A Robust Deep Learning-Based Fault Diagnosis Method for Rotating Machinery

Authors

  • Greg Smith
  • John Lundberg
  • Masayoshi Shibatani

Keywords:

Fault diagnosis, deep learning, domain adaptation, gearbox, current signal

Abstract

In the recent years, intelligent data-driven fault diagnosis methods on gearboxes have been successfully developed and popularly applied in the industries. Currently, most of the machine learning techniques require that the training and testing data are from the same distribution.
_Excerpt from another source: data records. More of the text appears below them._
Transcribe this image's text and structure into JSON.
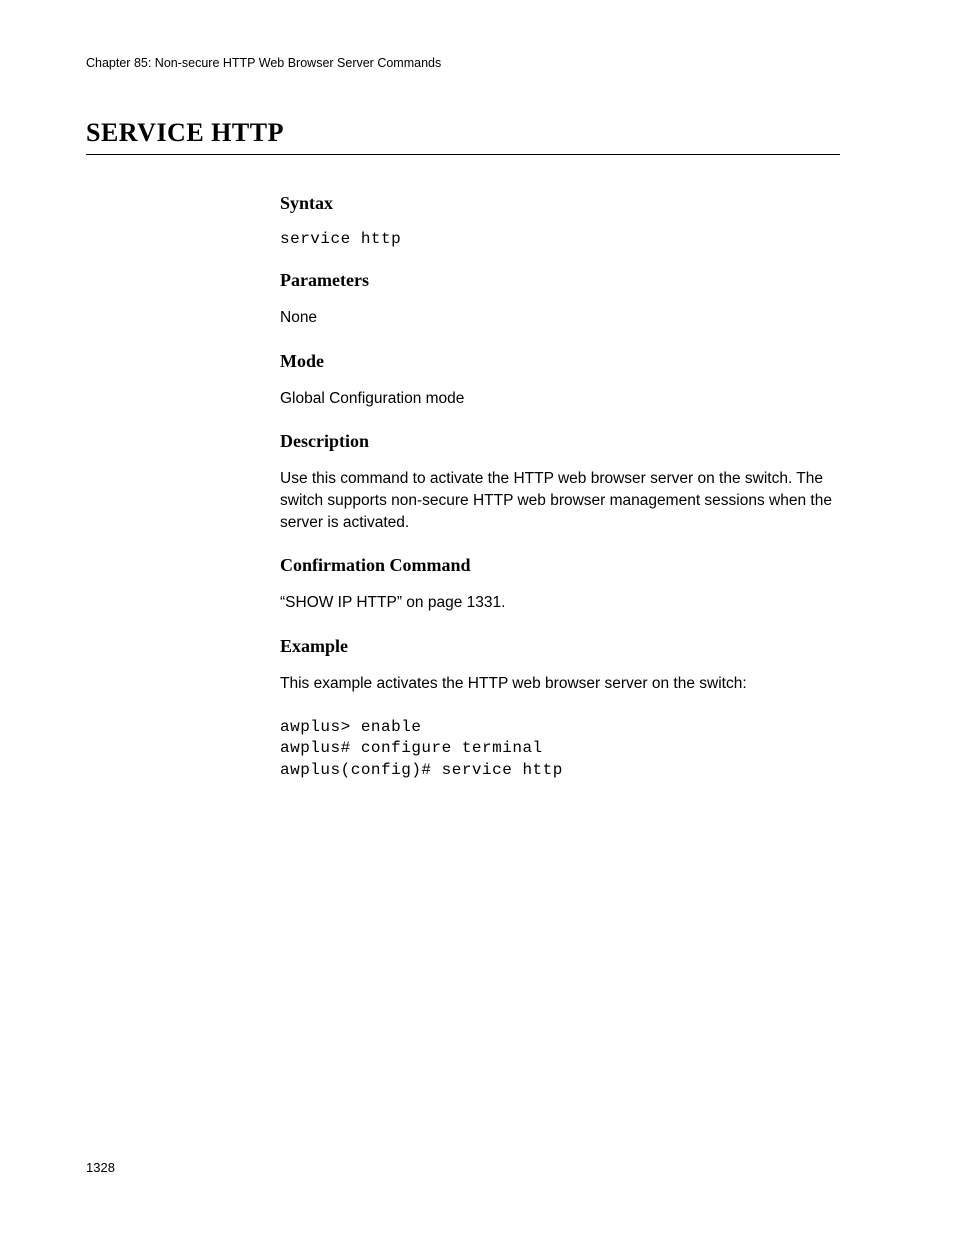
{
  "header": {
    "chapter_title": "Chapter 85: Non-secure HTTP Web Browser Server Commands"
  },
  "title": "SERVICE HTTP",
  "sections": {
    "syntax": {
      "heading": "Syntax",
      "command": "service http"
    },
    "parameters": {
      "heading": "Parameters",
      "text": "None"
    },
    "mode": {
      "heading": "Mode",
      "text": "Global Configuration mode"
    },
    "description": {
      "heading": "Description",
      "text": "Use this command to activate the HTTP web browser server on the switch. The switch supports non-secure HTTP web browser management sessions when the server is activated."
    },
    "confirmation": {
      "heading": "Confirmation Command",
      "text": "“SHOW IP HTTP” on page 1331."
    },
    "example": {
      "heading": "Example",
      "intro": "This example activates the HTTP web browser server on the switch:",
      "code": "awplus> enable\nawplus# configure terminal\nawplus(config)# service http"
    }
  },
  "page_number": "1328"
}
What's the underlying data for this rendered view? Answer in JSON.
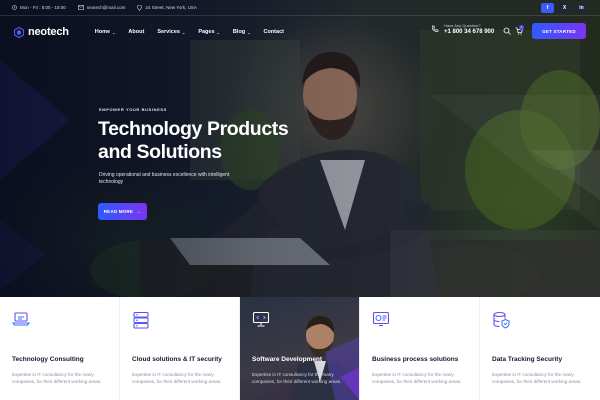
{
  "topbar": {
    "hours": "Mon - Fri : 8:00 - 18:00",
    "email": "neotech@mail.com",
    "address": "24 Street, New York, USA",
    "socials": [
      {
        "icon": "facebook-icon",
        "glyph": "f",
        "color": "#3b5bfd"
      },
      {
        "icon": "x-icon",
        "glyph": "X",
        "color": "#1e2638"
      },
      {
        "icon": "linkedin-icon",
        "glyph": "in",
        "color": "#1e2638"
      }
    ]
  },
  "nav": {
    "logo": "neotech",
    "items": [
      {
        "label": "Home",
        "dropdown": true
      },
      {
        "label": "About",
        "dropdown": false
      },
      {
        "label": "Services",
        "dropdown": true
      },
      {
        "label": "Pages",
        "dropdown": true
      },
      {
        "label": "Blog",
        "dropdown": true
      },
      {
        "label": "Contact",
        "dropdown": false
      }
    ],
    "help_question": "Have Any Question?",
    "help_phone": "+1 800 34 678 900",
    "cta": "GET STARTED",
    "cart_count": "0"
  },
  "hero": {
    "eyebrow": "EMPOWER YOUR BUSINESS",
    "title_line1": "Technology Products",
    "title_line2": "and Solutions",
    "subtitle": "Driving operational and business excellence with intelligent technology",
    "button": "READ MORE"
  },
  "services": [
    {
      "title": "Technology Consulting",
      "desc": "Expertise in IT consultancy for the many companies, for their different working areas.",
      "icon": "laptop-icon",
      "active": false
    },
    {
      "title": "Cloud solutions & IT security",
      "desc": "Expertise in IT consultancy for the many companies, for their different working areas.",
      "icon": "server-icon",
      "active": false
    },
    {
      "title": "Software Development",
      "desc": "Expertise in IT consultancy for the many companies, for their different working areas.",
      "icon": "monitor-code-icon",
      "active": true
    },
    {
      "title": "Business process solutions",
      "desc": "Expertise in IT consultancy for the many companies, for their different working areas.",
      "icon": "dashboard-icon",
      "active": false
    },
    {
      "title": "Data Tracking Security",
      "desc": "Expertise in IT consultancy for the many companies, for their different working areas.",
      "icon": "database-shield-icon",
      "active": false
    }
  ],
  "colors": {
    "accent_start": "#2f5bff",
    "accent_end": "#7b35f0",
    "icon_purple": "#6d4ae8",
    "icon_blue": "#3b6bff"
  }
}
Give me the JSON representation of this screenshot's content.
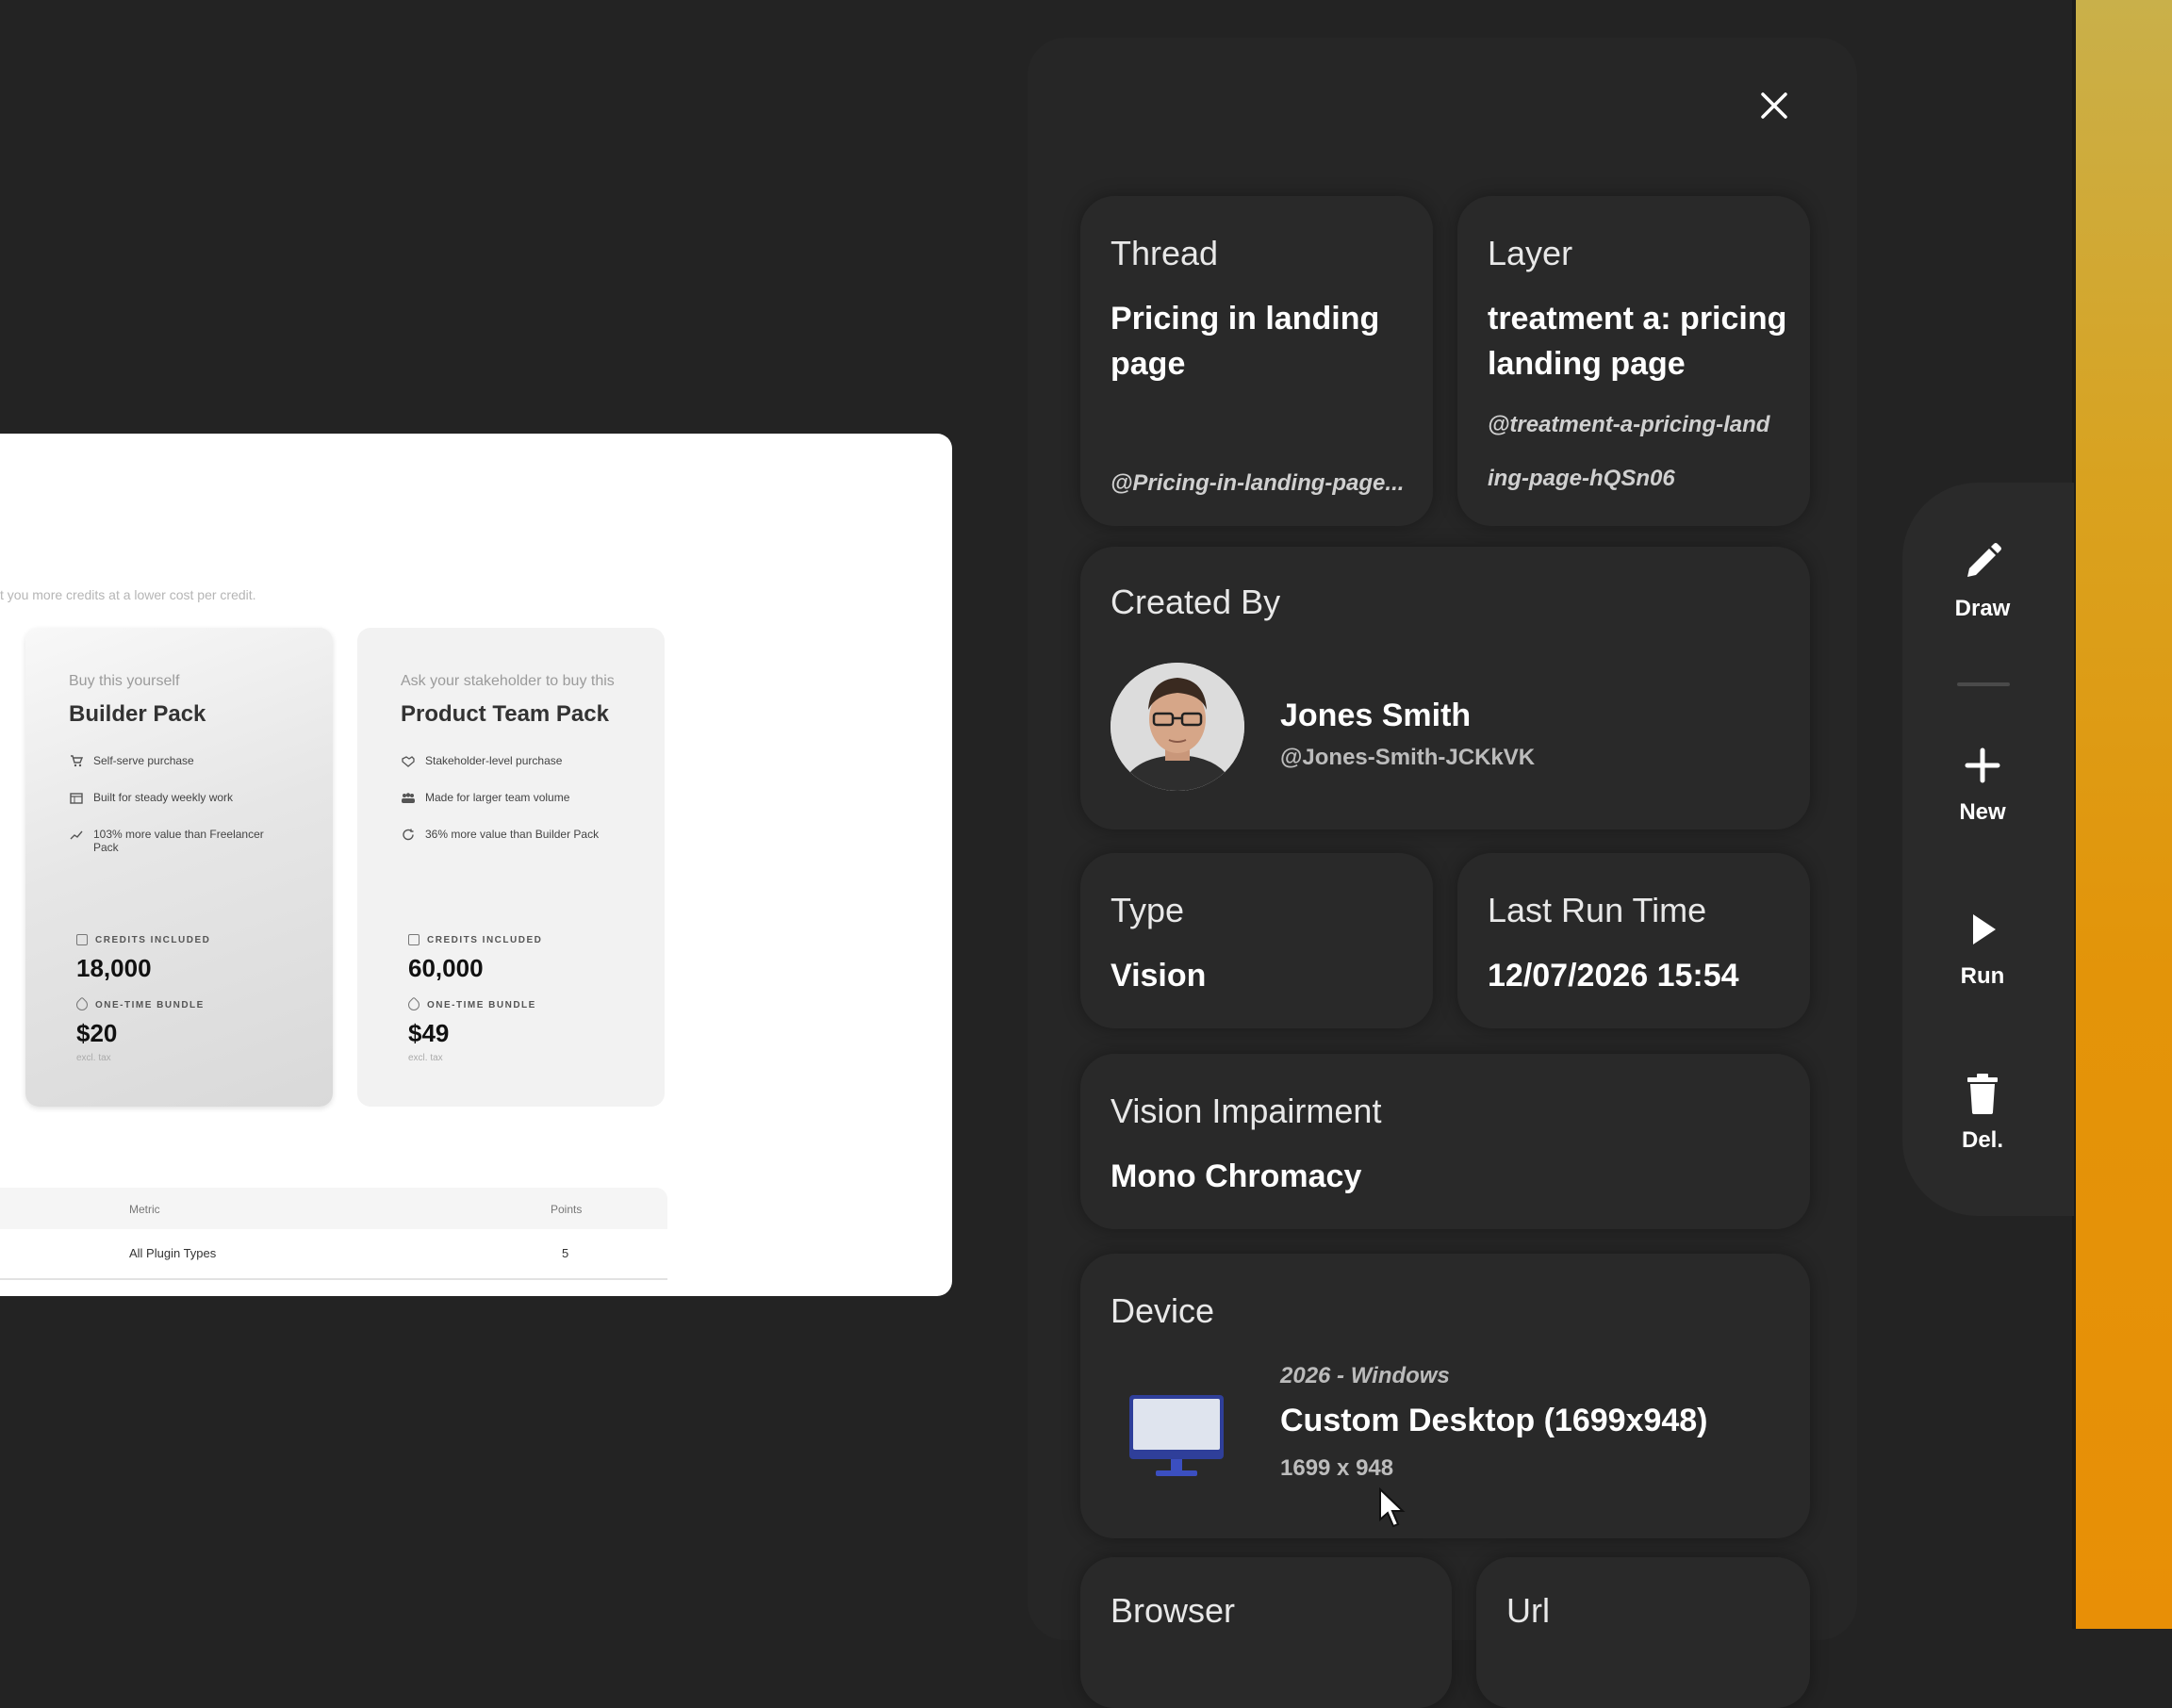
{
  "preview": {
    "tagline": "t you more credits at a lower cost per credit.",
    "cards": [
      {
        "subtitle": "Buy this yourself",
        "title": "Builder Pack",
        "features": [
          {
            "icon": "cart-icon",
            "text": "Self-serve purchase"
          },
          {
            "icon": "calendar-icon",
            "text": "Built for steady weekly work"
          },
          {
            "icon": "trend-up-icon",
            "text": "103% more value than Freelancer Pack"
          }
        ],
        "credits_label": "CREDITS INCLUDED",
        "credits": "18,000",
        "bundle_label": "ONE-TIME BUNDLE",
        "price": "$20",
        "tax_note": "excl. tax"
      },
      {
        "subtitle": "Ask your stakeholder to buy this",
        "title": "Product Team Pack",
        "features": [
          {
            "icon": "handshake-icon",
            "text": "Stakeholder-level purchase"
          },
          {
            "icon": "team-icon",
            "text": "Made for larger team volume"
          },
          {
            "icon": "refresh-icon",
            "text": "36% more value than Builder Pack"
          }
        ],
        "credits_label": "CREDITS INCLUDED",
        "credits": "60,000",
        "bundle_label": "ONE-TIME BUNDLE",
        "price": "$49",
        "tax_note": "excl. tax"
      }
    ],
    "table": {
      "headers": [
        "Metric",
        "Points"
      ],
      "rows": [
        [
          "All Plugin Types",
          "5"
        ]
      ]
    }
  },
  "details": {
    "thread": {
      "label": "Thread",
      "value": "Pricing in landing page",
      "handle": "@Pricing-in-landing-page..."
    },
    "layer": {
      "label": "Layer",
      "value": "treatment a: pricing landing page",
      "handle": "@treatment-a-pricing-landing-page-hQSn06"
    },
    "created_by": {
      "label": "Created By",
      "name": "Jones Smith",
      "handle": "@Jones-Smith-JCKkVK"
    },
    "type": {
      "label": "Type",
      "value": "Vision"
    },
    "last_run": {
      "label": "Last Run Time",
      "value": "12/07/2026 15:54"
    },
    "impairment": {
      "label": "Vision Impairment",
      "value": "Mono Chromacy"
    },
    "device": {
      "label": "Device",
      "os": "2026 - Windows",
      "name": "Custom Desktop (1699x948)",
      "size": "1699 x 948"
    },
    "browser": {
      "label": "Browser"
    },
    "url": {
      "label": "Url"
    }
  },
  "toolbar": {
    "draw": "Draw",
    "new": "New",
    "run": "Run",
    "delete": "Del."
  },
  "colors": {
    "background": "#232323",
    "panel": "#262626",
    "accent_strip": "#e39409"
  }
}
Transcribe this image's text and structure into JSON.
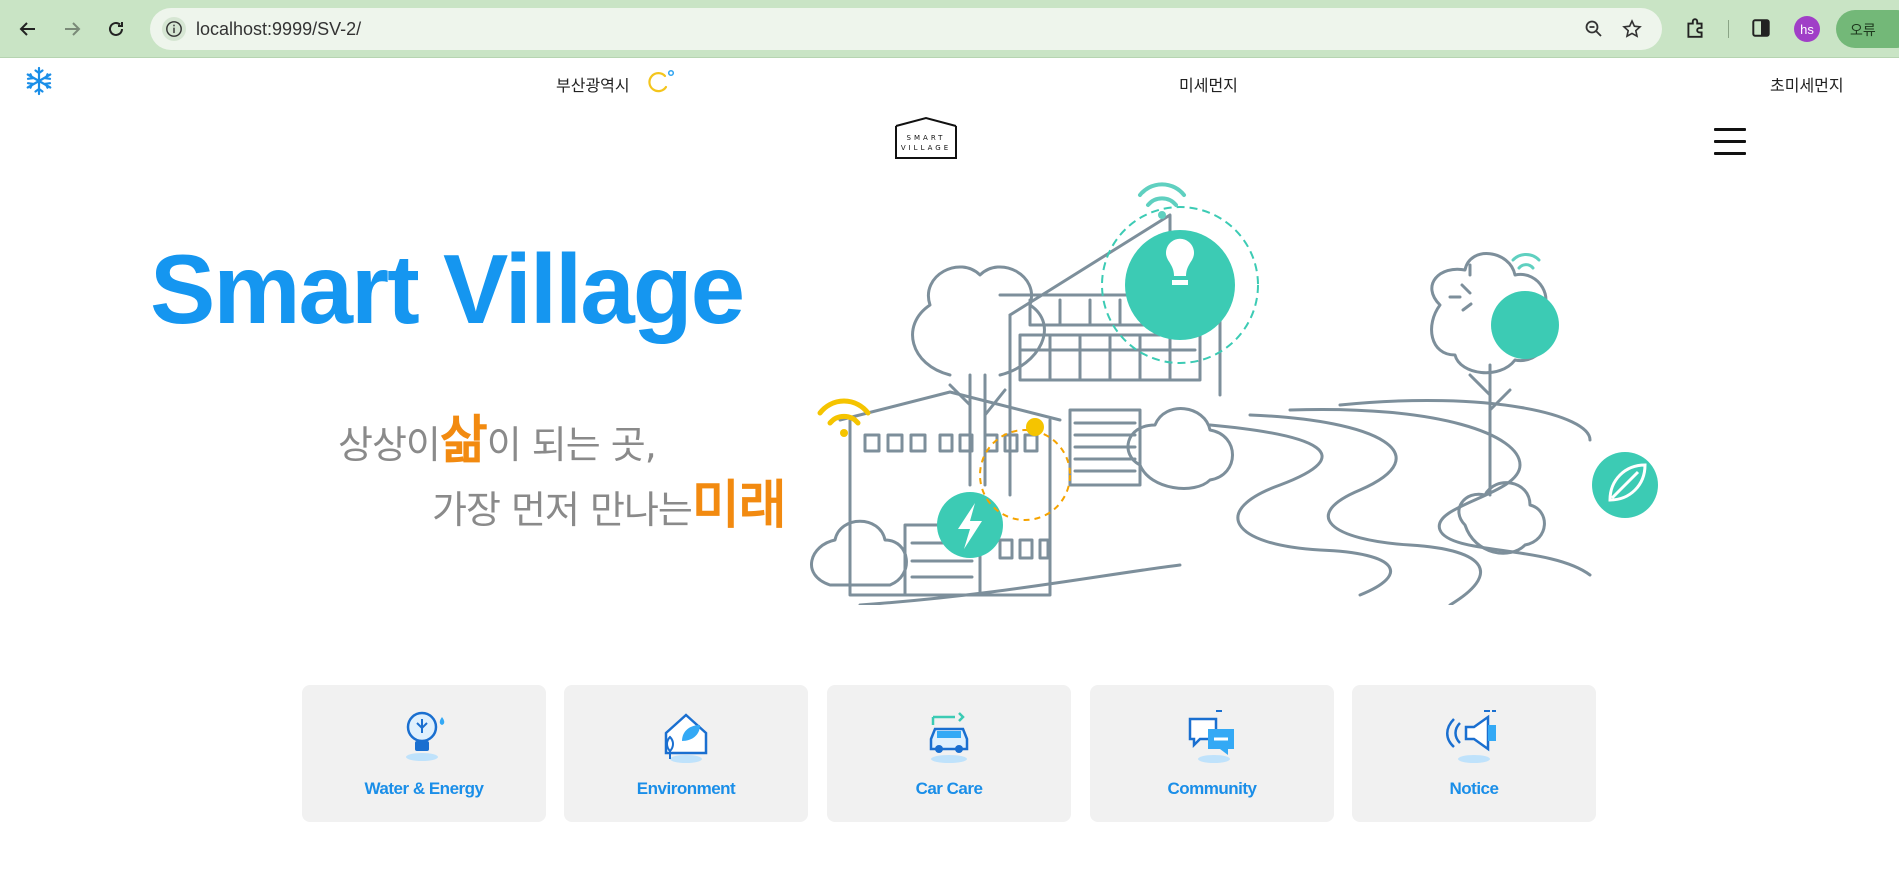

However, this assumption is difficult to be met in the real industries, since the gearbox operating conditions usually change in practice, which results in significant data distribution gap and diagnostic performance deteriorations in applying the learned knowledge on the new conditions. This paper proposes a deep learning-based domain adaptation method to address this issue. The raw current signals are directly used as the model inputs for diagnostics, which are easy to collect in the real industries and facilitate practical applications. The maximum mean discrepancy metric is introduced to the deep neural network, the optimization of which guarantees the extraction of generalized machinery health condition features across different operating conditions. The experiments on a real-world gearbox condition monitoring dataset validate the effectiveness of the proposed method, which offers a promising tool for cross-domain diagnosis in the real industries.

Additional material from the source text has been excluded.